Ale nie jego zdaniem.

Przez te ponad dwa tygodnie, prawie trzy, naszych treningów, w naszej relacji nie nastąpiło nic, co miałoby wpłynąć na jej polepszenie. Chociaż tak naprawdę, ani ja, ani on jakoś szczególnie o to nie zabiegaliśmy. Nie widziałam sensu budowania z nim jakiejkolwiek relacji, a on po tym co usłyszał ode mnie na końcu pierwszego treningu, też się specjalnie nie silił by to zmienić.

Kierowałam dłoń wystawiając ją w stronę mojej czarnej Audi rs7, zaparkowanej tuż pod budynkiem szkoły. Odblokowałam auto pilotem, gdy nagle poczułam śnieżkę, rozbijającą się na moim czubku głowy.

Zacisnęłam pięści, po chwili je jednak rozluźniając i przyjmując na usta cwany uśmieszek, przymykając powieki. Zgarnęłam z maski swojego samochodu odrobinę śniegu, formując go w twardą, ubitą kulkę.

Już się odwracałam, by rzucić ripostę w mojego napastnika, gdy nagle Colton wrzucił mi śnieg za kaptur, śmiejąc się przy tym donośnym głosem.

- Wilson! - warknęłam, trzepiąc się, próbując wyciągnąć biały puch, zza swoich ubrań, który zaburzył ciepło kurtki i bluzy.

Gdy chłopak nadal stał zanosząc się śmiechem, nie spoglądając na mnie, szybkim ruchem wzięłam odrobinę śniegu, celując prosto w jego bladą od zimna twarz.

Chłopakowi natychmiastowo zmienił się humor. Już się nie śmiał, zdenerwowany zbierał śnieg ze swojej twarzy, a jego resztki, które wpadły za kołnierz jego bluzy, próbował strzepać.

- Jak dzieci. - przeszła koło nas Mary, wrzucając torebkę na siedzenie pasażera swojego Mercedesa, po czym wróciła do nas spojrzeniem. - Jak dzieci bawiące się w robienie aniołków na śniegu, siedzące w piaskownicy, czy lepiące bałwany. - nawiązała do naszego dzieciństwa, przez co na moje wargi wpłynął uśmiech. - Nic się nie zmieniło. - przyznała, a na jej twarzy zagościł chwilowy smutek, jednak szybko go stłumiła. - No może poza tym, że teraz nie musicie lepić bałwanów, bo sami nimi jesteście. - wypowiedziała z ironią, gestykulując przy tym dłonią, gdy grzebała coś przy siedzeniu kierowcy.

Szatyn podszedł do Mercedesa blondynki, który był zaparkowany tuż obok mojego Audi, a ja podążyłam za nim, wkładając dłonie w kieszenie kurtki, chroniąc się od zimna.

Trwaliśmy chwilę w ciszy, po czym Colton odezwał się, jakby będąc w transie.

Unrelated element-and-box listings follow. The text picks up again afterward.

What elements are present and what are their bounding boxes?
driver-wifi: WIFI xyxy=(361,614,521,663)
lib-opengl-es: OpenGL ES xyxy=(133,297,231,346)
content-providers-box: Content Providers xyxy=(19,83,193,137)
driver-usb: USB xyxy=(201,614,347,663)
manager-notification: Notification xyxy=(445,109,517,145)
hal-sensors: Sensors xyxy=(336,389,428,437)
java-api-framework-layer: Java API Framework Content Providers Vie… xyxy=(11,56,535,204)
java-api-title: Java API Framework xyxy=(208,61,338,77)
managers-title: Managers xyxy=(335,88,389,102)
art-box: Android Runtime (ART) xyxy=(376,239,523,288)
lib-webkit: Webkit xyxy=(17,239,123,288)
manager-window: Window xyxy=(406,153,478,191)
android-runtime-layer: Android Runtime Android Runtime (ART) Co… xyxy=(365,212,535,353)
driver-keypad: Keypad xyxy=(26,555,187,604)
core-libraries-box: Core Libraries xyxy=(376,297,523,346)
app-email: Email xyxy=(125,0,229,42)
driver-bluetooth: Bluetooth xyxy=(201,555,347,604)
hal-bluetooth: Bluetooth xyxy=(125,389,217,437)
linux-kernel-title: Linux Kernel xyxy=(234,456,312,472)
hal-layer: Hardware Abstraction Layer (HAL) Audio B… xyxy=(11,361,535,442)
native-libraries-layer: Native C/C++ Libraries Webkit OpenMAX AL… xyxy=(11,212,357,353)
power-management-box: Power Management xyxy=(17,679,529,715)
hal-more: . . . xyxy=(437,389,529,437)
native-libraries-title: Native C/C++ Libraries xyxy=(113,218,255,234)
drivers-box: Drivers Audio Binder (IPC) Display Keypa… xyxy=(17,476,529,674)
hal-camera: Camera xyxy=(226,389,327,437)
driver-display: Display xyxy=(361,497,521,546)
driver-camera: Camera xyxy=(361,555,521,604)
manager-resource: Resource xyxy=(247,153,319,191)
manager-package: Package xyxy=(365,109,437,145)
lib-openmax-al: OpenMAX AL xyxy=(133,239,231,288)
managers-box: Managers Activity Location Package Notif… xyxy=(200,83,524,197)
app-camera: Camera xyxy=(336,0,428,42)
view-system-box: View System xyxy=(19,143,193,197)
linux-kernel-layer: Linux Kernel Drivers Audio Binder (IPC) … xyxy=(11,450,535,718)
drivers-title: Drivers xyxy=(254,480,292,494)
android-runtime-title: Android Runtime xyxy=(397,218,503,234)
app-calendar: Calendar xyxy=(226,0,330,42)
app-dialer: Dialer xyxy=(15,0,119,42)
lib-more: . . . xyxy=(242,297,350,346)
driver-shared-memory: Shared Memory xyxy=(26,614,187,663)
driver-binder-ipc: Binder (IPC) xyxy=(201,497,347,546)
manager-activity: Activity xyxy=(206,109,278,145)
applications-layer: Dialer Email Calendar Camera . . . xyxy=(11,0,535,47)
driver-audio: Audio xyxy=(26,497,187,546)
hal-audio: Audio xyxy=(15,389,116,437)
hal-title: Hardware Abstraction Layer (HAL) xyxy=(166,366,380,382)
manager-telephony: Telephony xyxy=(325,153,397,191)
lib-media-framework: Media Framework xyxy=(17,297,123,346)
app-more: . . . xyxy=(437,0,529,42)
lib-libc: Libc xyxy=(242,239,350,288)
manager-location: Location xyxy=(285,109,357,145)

- Tęsknie za dzieciństwem. - przyznał, a jego jabłko Adama się wyraźnie poruszyło. - Beztroską... Wtedy wszystko wydawało się takie kolorowe, a twoim największym problemem, było złamane kółko od zabawkowego samochodu, albo to, że Ros zabrała mi foremkę do piasku, akurat tą, którą wtedy ja chciałem się bawić. - na jego twarz wpłynął delikatny uśmiech, gdy nadal był wpatrzony prosto przed siebie.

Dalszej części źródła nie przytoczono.